I have a data set with several variable. Out of this, I want to create a separate data set with some existing variables and some new variables, that are produced out of an existing variable. This works pretty fine with this SAS code:

proc sql;
   create table dataset_new as
   select id,
          year,
		  count(distinct medication) as n_medication,
          case 
             when count(distinct medication) = 1 then max(medication)
          end as medication_count_1,
          case 
             when count(distinct medication) = 2 then catx(', ', put(min(medication), 8.), put(max(medication), 8.))
          end as medication_count_2,
          case 
             when count(distinct medication) = 3 then '1, 2, 3'
          end as medication_count_3,
          case 
             when count(distinct medication) not in (1, 2, 3) then 'Unknown'
          end as medication_count_other
   from dataset_have
   group by id, year;
quit;

medication is eighter 1, 2, or 3.

Now I would like to include another variable ("factor") into the dataset_new, next to "id" and "year", I tried to addapt the code as followed:

proc sql;
   create table dataset_new as
   select id,
          year,
          factor,
		  count(distinct medication) as n_medication,
          case 
             when count(distinct medication) = 1 then max(medication)
          end as medication_count_1,
          case 
             when count(distinct medication) = 2 then catx(', ', put(min(medication), 8.), put(max(medication), 8.))
          end as medication_count_2,
          case 
             when count(distinct medication) = 3 then '1, 2, 3'
          end as medication_count_3,
          case 
             when count(distinct medication) not in (1, 2, 3) then 'Unknown'
          end as medication_count_other
   from dataset_have
   group by id, year;
quit;

But, now the dataset_new has way more records / rows than before and "id"s appear more than once per year (should only be once per year, as before).

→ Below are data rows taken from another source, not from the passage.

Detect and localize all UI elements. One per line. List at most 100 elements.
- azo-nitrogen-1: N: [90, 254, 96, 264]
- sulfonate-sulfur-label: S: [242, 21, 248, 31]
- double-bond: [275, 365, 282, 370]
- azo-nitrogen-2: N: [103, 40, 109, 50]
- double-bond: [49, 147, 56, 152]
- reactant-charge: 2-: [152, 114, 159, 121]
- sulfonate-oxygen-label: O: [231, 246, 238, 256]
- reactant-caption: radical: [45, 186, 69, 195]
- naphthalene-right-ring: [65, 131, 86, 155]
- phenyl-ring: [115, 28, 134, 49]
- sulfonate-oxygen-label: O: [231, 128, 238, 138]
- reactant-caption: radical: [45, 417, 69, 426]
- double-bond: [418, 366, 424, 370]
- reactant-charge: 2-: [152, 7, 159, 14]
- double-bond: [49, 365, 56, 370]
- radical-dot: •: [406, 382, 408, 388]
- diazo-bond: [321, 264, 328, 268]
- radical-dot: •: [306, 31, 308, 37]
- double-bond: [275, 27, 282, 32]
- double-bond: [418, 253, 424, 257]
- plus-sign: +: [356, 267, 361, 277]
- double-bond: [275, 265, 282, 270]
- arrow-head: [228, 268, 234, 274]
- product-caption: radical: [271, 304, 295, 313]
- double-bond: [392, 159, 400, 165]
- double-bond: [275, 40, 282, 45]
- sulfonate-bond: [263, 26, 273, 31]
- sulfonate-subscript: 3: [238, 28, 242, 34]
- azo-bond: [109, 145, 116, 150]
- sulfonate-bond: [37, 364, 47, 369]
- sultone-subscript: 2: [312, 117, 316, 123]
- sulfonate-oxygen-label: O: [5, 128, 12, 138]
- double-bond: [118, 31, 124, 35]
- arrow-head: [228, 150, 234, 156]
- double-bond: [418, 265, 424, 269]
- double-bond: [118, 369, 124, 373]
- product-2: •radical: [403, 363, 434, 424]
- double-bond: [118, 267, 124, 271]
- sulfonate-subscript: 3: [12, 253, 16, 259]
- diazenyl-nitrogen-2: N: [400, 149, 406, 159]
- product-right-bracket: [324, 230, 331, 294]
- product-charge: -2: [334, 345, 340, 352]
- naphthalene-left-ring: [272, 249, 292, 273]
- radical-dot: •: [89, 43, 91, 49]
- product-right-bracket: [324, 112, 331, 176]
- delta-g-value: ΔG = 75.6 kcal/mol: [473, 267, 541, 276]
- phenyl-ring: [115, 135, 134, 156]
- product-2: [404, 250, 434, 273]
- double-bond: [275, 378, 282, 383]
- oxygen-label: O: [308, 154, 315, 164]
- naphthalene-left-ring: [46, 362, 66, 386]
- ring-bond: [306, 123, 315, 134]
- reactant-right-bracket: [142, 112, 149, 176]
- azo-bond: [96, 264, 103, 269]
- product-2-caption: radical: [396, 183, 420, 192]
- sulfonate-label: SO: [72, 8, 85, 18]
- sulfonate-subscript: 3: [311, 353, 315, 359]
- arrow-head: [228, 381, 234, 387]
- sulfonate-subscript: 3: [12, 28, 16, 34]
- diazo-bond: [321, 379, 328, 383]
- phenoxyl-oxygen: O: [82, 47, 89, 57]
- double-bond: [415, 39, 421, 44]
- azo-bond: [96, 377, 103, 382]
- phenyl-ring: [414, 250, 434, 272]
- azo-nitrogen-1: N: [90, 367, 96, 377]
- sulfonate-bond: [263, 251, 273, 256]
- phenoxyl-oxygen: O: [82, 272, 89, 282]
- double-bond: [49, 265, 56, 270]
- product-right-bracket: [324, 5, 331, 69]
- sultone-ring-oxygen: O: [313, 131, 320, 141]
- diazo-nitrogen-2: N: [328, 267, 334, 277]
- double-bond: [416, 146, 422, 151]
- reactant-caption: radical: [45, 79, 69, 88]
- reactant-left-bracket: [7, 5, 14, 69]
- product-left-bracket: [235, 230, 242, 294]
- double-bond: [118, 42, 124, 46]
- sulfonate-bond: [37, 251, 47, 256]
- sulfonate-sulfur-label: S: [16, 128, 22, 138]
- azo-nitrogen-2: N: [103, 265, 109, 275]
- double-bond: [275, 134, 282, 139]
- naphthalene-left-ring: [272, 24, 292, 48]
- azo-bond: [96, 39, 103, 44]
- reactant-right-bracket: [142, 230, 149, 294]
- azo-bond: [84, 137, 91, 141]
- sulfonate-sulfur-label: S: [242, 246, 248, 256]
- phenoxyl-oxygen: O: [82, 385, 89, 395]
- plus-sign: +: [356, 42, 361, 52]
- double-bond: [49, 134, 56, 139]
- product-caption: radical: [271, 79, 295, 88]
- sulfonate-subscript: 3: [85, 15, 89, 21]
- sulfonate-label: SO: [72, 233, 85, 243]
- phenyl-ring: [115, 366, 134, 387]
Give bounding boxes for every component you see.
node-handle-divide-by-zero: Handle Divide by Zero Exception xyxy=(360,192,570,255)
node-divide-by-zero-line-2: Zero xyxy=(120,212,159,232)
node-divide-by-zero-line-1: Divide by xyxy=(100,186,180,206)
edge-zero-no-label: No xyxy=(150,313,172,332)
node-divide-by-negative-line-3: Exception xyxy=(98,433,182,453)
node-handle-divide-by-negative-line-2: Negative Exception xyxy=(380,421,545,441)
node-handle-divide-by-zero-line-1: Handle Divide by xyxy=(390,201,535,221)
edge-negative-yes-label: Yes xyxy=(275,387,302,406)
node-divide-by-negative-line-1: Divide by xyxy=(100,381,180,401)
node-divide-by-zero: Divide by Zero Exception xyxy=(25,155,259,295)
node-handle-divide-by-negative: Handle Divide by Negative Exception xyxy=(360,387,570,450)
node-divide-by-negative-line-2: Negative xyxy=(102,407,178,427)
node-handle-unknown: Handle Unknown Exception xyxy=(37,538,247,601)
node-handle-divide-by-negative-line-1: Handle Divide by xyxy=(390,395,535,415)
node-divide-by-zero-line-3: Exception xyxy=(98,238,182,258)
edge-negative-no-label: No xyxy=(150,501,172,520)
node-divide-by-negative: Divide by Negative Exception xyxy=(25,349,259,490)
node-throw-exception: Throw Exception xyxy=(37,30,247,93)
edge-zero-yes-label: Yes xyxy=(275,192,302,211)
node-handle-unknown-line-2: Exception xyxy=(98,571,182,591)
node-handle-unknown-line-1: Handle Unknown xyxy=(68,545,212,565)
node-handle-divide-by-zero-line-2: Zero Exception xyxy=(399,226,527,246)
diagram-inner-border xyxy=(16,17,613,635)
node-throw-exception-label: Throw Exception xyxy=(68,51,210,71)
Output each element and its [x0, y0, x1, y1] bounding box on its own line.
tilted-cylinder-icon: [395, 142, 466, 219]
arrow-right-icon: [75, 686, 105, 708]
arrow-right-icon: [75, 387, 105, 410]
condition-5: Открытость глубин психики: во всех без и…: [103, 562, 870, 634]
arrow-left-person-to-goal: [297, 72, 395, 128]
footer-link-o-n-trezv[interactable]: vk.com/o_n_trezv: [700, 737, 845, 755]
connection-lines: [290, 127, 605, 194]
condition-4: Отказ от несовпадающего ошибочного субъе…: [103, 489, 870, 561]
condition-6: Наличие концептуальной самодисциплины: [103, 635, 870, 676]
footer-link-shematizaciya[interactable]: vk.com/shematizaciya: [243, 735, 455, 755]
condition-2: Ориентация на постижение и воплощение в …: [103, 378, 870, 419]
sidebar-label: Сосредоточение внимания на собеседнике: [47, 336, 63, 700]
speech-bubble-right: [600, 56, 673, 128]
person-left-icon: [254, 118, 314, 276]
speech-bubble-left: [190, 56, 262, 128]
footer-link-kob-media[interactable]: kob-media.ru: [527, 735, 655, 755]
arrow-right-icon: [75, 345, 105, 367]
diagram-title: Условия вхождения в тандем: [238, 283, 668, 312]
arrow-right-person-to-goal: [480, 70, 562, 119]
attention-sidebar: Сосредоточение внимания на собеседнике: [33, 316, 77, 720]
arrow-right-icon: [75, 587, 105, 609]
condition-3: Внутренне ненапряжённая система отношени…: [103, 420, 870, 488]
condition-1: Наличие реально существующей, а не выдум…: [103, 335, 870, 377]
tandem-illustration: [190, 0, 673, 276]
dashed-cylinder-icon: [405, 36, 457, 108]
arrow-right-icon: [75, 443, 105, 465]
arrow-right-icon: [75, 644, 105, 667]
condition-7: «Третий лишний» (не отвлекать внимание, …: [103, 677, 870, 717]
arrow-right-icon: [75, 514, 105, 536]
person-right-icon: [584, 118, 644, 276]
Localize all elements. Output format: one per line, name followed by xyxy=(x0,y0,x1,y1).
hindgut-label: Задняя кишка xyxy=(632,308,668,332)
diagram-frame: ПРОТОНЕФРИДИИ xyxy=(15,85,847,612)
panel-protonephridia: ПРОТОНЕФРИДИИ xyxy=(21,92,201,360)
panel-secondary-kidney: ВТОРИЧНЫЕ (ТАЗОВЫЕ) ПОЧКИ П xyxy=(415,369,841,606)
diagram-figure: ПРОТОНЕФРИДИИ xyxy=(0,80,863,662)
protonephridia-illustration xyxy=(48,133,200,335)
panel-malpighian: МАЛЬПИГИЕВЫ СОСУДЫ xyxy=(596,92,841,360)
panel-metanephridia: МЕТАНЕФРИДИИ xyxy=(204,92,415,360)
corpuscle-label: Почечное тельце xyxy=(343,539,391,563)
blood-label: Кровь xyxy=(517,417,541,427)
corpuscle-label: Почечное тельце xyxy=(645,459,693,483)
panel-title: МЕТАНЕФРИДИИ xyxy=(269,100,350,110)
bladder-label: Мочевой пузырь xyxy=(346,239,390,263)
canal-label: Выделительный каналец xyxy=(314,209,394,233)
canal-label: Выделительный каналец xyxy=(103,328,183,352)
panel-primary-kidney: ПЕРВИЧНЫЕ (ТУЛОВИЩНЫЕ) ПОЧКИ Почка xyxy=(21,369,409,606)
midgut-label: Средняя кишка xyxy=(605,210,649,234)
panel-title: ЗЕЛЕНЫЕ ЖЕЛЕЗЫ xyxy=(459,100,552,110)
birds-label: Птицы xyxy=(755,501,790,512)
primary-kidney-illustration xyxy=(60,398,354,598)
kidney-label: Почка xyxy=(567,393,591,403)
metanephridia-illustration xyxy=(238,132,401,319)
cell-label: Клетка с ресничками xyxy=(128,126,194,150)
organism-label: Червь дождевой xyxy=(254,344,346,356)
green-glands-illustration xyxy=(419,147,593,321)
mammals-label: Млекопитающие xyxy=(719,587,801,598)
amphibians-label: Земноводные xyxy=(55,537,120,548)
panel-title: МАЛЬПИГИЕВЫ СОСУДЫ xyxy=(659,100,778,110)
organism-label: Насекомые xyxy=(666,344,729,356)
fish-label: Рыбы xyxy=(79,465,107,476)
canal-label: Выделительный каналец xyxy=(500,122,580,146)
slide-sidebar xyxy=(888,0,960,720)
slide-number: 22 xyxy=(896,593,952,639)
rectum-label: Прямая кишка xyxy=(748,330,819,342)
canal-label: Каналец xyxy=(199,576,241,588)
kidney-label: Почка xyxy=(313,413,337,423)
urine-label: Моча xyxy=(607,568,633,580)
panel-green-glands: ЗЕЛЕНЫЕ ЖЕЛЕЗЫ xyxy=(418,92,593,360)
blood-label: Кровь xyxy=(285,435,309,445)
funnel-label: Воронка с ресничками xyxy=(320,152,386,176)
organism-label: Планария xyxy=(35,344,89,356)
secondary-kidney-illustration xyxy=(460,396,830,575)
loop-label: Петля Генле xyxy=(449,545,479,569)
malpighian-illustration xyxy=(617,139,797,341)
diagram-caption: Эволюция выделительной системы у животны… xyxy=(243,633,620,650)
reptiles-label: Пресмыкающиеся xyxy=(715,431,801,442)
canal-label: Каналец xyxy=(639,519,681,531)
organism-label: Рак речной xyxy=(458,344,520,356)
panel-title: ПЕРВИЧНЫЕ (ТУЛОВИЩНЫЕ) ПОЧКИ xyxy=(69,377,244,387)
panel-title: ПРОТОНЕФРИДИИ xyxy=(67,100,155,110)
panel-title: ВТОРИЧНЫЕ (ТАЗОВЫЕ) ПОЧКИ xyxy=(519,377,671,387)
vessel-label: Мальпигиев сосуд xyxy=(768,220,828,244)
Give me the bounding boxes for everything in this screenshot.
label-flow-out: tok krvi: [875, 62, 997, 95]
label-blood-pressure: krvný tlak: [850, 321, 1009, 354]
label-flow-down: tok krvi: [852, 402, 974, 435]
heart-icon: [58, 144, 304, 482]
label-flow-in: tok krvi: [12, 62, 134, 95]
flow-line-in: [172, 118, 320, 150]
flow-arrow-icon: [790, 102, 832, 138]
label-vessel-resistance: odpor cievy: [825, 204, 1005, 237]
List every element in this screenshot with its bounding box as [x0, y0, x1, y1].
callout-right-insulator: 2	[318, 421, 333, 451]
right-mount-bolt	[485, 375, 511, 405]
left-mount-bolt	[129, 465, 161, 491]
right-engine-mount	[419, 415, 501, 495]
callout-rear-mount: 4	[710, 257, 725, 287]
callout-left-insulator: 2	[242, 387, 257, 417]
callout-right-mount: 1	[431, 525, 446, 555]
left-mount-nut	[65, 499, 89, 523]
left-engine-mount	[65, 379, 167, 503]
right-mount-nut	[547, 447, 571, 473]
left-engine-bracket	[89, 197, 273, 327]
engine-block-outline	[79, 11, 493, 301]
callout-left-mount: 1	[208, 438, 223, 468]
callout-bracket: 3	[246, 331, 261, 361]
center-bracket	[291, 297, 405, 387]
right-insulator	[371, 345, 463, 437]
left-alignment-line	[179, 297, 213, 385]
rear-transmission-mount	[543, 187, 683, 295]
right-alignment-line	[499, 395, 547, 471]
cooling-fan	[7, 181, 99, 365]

Why is that, where is the fault? How can I fix the code?

Thank you very much!

Tom · Posted 09-11-2024 11:16 AM

You need to either include FACTOR in the GROUP BY list. Or apply some aggregate function to it (like the COUNT() function you have).

Which value of FACTOR do you want when there are multiple observations per GROUP BY grouping?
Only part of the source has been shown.